5 Antworten to “Die Verfolgung der Sinti und Roma”


  1. 1 Prosemit 29. Februar 2012 um 07:14

    In dem Zusammenhang lesenswert :

    Engelbert Wittich, Blicke in das Leben der Zigeuner. Von einem Zigeuner.
    Ein „Klassiker“ der Zigeunerliteratur.

    Wikipedia schreibt kurz :

    Engelbert Wittich ist im jenischen Dorf Lützenhardt am 18. April 1878 als sechstes Kind von Karl Wittich und Katharina Wittich geb. Pfaus geboren. Die Wittichs verdienten sich ihren Lebensunterhalt durch die Herstellung von Bürsten und Korbwaren, die in den Sommermonaten durch Hausierhandel abgesetzt wurden. Engelbert Wittich besuchte nur einige wenige Jahre die Volksschule. Sonst war er mit den älteren Händlern unterwegs auf „Wägelesfahrt“, um Bürstenwaren zu verkaufen. Auf einer dieser Reisen lernte er den Maler Paul Kämmerer kennen, der von Wittichs zeichnerischen Fähigkeiten stark beeindruckt war. So gab Karl Wittich seinen Sohn für einige Zeit zur Ausbildung seines Talentes in die Obhut des Malers. Nachdem er als Zeichner, besonders des Tierlebens, einigen (ungedruckten) Erfolg hatte, begann er mit schriftlichen Schilderungen des Tierlebens. Sogar Karl May soll auf ihn aufmerksam geworden sein und ihm geraten haben, sich mehr dem schriftstellerischen Beruf zuzuwenden. Mit 24 Jahren heiratete er die 17 Jahre ältere Witwe Friederike Denner, geborene Schmid in Straßburg. Diese brachte 5 Kinder aus der ersten Ehe mit in die Familie. Den Lebensunterhalt bestritten die beiden durch ein Schaugeschäft mit kleineren Aufführungen und Puppenspielen. Urkundlich festgehalten sind Aufenthalte resp. Wohnsitze in Pforzheim, Dörreswang-Mühlacker und Stuttgart-Gablenberg. Wittich pflegte Freundschaften mit dem Schriftsteller Heinrich Schäff (d. i. Hermann Zerweck), Gregor Gog, Jo Mihaly und anderen und korrespondierte auch mit Clara Zetkin. Engelbert Wittich starb am 4. März 1937 in Stuttgart-Bad Cannstatt.

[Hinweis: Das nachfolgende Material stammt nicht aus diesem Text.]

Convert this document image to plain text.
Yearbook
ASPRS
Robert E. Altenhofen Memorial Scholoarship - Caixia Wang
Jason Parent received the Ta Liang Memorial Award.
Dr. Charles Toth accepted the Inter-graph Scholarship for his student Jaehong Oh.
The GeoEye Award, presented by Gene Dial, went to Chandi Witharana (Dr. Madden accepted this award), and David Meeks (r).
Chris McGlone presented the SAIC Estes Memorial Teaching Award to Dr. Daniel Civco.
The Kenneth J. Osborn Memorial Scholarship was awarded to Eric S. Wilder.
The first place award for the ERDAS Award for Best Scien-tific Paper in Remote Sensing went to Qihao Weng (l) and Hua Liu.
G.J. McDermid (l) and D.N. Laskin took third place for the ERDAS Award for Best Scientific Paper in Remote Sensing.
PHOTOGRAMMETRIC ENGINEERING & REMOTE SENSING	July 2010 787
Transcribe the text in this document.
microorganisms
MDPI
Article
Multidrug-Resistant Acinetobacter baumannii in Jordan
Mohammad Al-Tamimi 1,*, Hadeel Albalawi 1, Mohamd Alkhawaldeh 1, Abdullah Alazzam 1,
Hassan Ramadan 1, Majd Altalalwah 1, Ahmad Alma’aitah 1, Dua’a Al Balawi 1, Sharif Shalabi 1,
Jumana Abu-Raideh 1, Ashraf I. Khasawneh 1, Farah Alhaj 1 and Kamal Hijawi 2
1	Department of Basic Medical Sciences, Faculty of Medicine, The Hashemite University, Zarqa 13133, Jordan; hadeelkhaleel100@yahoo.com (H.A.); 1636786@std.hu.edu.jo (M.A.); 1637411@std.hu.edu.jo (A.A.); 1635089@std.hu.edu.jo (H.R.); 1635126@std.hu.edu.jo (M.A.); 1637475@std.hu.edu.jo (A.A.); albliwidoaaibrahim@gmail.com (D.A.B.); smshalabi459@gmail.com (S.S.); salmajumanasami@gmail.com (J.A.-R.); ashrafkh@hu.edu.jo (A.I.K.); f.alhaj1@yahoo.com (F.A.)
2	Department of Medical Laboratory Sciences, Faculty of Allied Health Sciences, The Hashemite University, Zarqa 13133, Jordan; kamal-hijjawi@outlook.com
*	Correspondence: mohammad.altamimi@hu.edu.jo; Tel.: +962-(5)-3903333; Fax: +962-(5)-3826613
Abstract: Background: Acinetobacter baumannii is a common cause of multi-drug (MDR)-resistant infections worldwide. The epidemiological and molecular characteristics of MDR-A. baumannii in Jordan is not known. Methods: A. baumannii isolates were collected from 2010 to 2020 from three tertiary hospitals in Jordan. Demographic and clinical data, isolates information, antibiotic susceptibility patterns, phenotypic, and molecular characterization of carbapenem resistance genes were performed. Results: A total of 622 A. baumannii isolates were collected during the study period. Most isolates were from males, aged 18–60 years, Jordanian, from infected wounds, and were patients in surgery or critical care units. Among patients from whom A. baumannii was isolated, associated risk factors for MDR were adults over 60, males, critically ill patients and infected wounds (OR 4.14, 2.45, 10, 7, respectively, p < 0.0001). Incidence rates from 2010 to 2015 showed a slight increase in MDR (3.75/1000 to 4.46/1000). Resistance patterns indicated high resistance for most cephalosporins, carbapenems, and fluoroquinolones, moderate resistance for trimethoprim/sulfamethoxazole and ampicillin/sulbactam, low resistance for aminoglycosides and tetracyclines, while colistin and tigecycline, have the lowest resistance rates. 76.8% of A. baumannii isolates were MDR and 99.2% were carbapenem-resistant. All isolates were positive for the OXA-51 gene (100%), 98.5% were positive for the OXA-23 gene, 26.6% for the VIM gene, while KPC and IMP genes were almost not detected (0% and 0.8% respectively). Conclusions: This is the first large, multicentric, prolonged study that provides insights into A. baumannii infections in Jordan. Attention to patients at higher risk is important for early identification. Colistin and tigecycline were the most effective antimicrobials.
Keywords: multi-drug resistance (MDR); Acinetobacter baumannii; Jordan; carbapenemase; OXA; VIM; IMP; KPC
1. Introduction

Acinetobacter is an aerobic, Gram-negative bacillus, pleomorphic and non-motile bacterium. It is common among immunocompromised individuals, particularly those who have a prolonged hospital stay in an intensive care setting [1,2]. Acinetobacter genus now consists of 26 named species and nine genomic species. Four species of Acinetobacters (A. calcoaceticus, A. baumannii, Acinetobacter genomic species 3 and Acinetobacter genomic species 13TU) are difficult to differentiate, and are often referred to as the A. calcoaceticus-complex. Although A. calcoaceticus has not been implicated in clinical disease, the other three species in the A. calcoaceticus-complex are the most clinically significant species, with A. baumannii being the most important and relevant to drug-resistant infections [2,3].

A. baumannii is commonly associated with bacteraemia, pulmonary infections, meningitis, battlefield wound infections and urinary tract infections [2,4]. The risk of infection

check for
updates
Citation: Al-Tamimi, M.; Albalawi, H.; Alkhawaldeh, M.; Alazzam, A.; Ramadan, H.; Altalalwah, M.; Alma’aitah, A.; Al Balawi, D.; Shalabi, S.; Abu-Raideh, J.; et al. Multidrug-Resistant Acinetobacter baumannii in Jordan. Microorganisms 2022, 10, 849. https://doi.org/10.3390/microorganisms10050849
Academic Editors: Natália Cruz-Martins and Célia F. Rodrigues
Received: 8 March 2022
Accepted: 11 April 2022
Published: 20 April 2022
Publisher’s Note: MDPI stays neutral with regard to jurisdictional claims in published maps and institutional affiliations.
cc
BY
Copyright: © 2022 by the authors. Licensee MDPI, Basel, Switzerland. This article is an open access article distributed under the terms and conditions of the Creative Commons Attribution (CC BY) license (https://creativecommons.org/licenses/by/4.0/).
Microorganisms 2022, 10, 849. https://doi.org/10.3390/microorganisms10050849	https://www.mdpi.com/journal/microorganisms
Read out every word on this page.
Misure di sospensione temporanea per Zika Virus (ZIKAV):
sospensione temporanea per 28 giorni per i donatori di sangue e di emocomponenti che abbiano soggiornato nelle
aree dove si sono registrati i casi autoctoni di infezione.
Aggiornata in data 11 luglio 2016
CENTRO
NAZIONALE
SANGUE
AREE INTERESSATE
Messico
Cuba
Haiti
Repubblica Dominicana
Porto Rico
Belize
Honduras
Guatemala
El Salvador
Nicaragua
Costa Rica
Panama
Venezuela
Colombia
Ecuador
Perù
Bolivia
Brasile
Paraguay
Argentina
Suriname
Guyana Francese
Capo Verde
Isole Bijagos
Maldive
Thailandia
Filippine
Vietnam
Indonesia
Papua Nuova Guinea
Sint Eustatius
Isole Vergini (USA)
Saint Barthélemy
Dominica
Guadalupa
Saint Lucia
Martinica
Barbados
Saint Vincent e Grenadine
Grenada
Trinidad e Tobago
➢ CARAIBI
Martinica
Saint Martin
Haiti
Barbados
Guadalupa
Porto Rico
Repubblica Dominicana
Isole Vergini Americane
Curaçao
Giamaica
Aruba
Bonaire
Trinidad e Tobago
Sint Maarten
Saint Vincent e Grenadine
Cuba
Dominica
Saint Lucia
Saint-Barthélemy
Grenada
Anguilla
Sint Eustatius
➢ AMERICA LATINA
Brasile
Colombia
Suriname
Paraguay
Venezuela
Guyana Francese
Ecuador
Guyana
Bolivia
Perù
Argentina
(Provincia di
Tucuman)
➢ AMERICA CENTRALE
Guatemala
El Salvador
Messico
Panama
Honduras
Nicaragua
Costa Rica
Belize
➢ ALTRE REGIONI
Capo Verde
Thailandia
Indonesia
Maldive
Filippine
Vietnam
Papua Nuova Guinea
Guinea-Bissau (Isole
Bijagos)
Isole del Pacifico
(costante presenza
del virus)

    Bei Gutenberg das Original :

    http://www.gutenberg.org/files/25796/25796-h/25796-h.htm

  2. 2 Sophist X 29. Februar 2012 um 08:17

    Heute muss zum Glück niemand mehr in die Wälder ziehen, um Raub- und Mordgesindel zu vertreiben, denn das Raub- und Mordgesindel wird in den Innenstädten integriert, wo es, unbehelligt von Kriegervereinen, seinen Tätigkeiten nachgeht.
    Auch kommt es kaum noch zu Wilderei und Hühnerdiebstählen, denn wo sich solche Mitbürger früher die Grundversorgung zusammenstehlen mussten, bekommen sie sie heute vom Staat geschenkt, der für sie die Mühsal, die Bürger zu bestehlen, auf sich nimmt.

    Wie man googeln kann, war der Eintritt in die Kriegervereine für Sozialisten verboten. Kein Wunder, dass ohne deren Rechtleitung die Begegnung der Kulturen auf ein Zurückschießen im Falle eines Angriffs hinauslief.

  3. 3 Easterner 29. Februar 2012 um 10:13

    Hätte es zu der Zeit schon Integrationbeauftragte gegeben, wäre das nicht passiert, wirkilich barbarische Zeiten, damals.

  4. 4 Beipflichter 29. Februar 2012 um 13:27

    Besonder spannend verspricht es zu werden, so eine wachsende Anzahl „mitfühlender Frauenherzen“ auf eine Art und Weise „bereichert“ wird, die auf das wunderbarst diametralste mit heutigen feministischen Paradigmen kollidiert. Oder, wenn bekanntermassen kleptomanische Sinti-Horden die Rotweingürtler endlich um ihre konsumterroristisch aufgedrängten Habseligkeiten erleichtern. – Im ersten Fall, wird es ein prekärer Eiertanz, welche Blasrohrkriechrichtung die höhere Prio haben wird, die in Richtung „die FrauIn, das ewige Opfer“, oder der „Südländer, der ewig diskriminierte“.
    Überhaupt, wenn da dereinst die herzallerliebsten Bereicherer den Diskurs-Hoheiten und Grossinquisitoren ihre Pfründe und Privilegien abzuknöpfen sich anschicken, darf man neugierig sein, ob sich unsere „Elite“ feige und duckmäuserisch beugen wird, oder mit ähnlicher Rotzfrechheit und Infamie reagiert, wie sie sich gegenüber den „indigenen Kartoffeln“ aufführen.

  5. 5 eulenfurz 29. Februar 2012 um 20:41

    Daß der Kriegerverein wahllos mordet, macht entsetzt und betroffen. Soviel bereichernde Lebensfreude durch ewiggestrige Borniertheit auf einen Schlag vernichtet! Darum Kriegervereine verbieten!

    Liebe Zigeuner, laßt uns mit diesen Deutschen nicht allein!